Leonard Co was the founding president of the Philippine Native Plants Conservation Society.[2] He is credited for discovering eight new species of plants.[6] Aside from these, two species of Philippine endemic plants have been named in his honor: the Mycaranthes leonardi orchid[6] and the Rafflesia leonardi, a parasitic plant species of the genus Rafflesia endemic to the Philippines and known for bearing the third largest flower in the world.[6]
Co curated a checklist called Digital Flora, an online guide that lists more than 10,000 species of plants that indigenous to the Philippines. Since Co's death, the list has been maintained by colleagues Julie Barcelona, Pieter Pelser, and Daniel Nickrent.[7]
A year before his death, Co also documented the flora of the Bataan National Park, coming up with a catalog that lists 160 unique plant species, essential for guiding reforestation efforts on the 23,668-hectare park centered around Mount Natib.[8]

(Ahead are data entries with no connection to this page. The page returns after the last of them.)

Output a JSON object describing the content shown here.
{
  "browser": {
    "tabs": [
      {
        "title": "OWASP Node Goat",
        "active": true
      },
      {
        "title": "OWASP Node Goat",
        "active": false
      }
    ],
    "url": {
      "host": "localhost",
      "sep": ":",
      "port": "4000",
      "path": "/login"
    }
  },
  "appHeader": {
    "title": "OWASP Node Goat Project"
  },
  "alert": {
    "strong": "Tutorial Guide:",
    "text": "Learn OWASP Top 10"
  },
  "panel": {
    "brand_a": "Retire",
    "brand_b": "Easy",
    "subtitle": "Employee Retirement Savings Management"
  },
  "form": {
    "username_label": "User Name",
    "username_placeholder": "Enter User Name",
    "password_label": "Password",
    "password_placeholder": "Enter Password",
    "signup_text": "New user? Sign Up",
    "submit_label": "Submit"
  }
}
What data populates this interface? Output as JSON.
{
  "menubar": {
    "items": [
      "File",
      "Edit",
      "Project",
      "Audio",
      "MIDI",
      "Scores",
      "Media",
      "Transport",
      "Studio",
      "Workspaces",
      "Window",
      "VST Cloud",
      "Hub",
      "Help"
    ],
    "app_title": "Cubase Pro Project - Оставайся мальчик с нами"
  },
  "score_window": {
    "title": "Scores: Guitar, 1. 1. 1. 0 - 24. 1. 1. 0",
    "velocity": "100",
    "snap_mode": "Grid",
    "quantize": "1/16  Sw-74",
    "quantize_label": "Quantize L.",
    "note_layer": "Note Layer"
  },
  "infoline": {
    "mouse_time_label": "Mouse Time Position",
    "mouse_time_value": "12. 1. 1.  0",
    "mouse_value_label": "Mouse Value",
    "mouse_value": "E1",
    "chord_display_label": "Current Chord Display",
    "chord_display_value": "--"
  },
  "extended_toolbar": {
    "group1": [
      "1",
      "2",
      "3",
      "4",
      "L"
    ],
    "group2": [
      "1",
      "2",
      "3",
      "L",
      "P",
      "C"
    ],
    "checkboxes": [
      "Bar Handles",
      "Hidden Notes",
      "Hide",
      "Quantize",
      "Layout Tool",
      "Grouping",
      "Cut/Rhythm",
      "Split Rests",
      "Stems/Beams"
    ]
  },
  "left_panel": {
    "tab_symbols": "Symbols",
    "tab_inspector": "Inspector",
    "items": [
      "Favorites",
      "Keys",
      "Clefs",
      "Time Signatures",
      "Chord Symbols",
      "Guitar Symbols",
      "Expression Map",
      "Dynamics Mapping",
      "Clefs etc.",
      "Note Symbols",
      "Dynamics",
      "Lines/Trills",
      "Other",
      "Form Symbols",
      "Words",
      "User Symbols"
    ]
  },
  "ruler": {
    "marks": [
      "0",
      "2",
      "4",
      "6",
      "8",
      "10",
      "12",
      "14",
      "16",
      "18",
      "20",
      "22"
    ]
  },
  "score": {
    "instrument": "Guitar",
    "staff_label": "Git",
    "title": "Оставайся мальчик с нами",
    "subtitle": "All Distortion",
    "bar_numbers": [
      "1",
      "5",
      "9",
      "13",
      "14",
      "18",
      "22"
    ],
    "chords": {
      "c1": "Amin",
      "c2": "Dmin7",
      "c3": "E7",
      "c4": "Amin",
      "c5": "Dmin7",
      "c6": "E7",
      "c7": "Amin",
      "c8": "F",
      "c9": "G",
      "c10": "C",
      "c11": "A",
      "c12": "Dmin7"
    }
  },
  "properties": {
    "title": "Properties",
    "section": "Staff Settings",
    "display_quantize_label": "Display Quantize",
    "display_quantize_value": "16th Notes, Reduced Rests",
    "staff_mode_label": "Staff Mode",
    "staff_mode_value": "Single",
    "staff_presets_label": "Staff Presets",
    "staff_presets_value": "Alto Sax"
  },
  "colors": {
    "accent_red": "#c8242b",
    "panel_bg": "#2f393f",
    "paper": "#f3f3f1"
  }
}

Co, forester Sofronio Cortez, and farmer Julius Borromeo, were working on a biodiversity project under the auspices of the Energy Development Corporation when they were killed in an incident involving nine members of the 19th Infantry Battalion of the Armed Forces of the Philippines' 8th Infantry Division in the forests of Kananga, Leyte, on November 15, 2010.[9] He and the group were examining a tree when the shooting began, and three bullets hit Co; resulting in death within 20 minutes. He was 56.[10]
Members of the army unit claimed that Co's group had been caught in the crossfire in a fight between their unit and the New People's Army,[11] [12] but this claim was challenged by numerous investigating groups, including the Philippine National Police[13] and the Philippines' Commission on Human Rights.[14] The Department of Justice eventually filed charges against the soldiers involved, and the case is currently in the courts.[15]
During his wake, Co was conferred the rare honor of having his coffin briefly displayed in front of the University of the Philippines Diliman's copy of the UP Oblation - the iconic symbol of the University of the Philippines.
In accordance to his wishes, a third of his ashes was scattered in the 16-hectare forest dynamics plot he built and worked on in Palanan, Isabela, up in the Sierra Madre Mountains.[16] Another third was given to the UP Institute of Biology and scattered under one of UP's trees, to symbolize that Co would always be a part of the university. The last third of his ashes was given to his family.
On May 2, 2011, Co was posthumously conferred the National Academy of Science and Technology's Hugh Greenwood Environmental Award for his contribution in profiling forest biodiversity.[17]
On Co's death anniversary on November 15, 2023, the Leonard Co Ethnobotanical Garden was inaugurated at the Northwestern University to honor Co's contribution to Philippine botany.[18]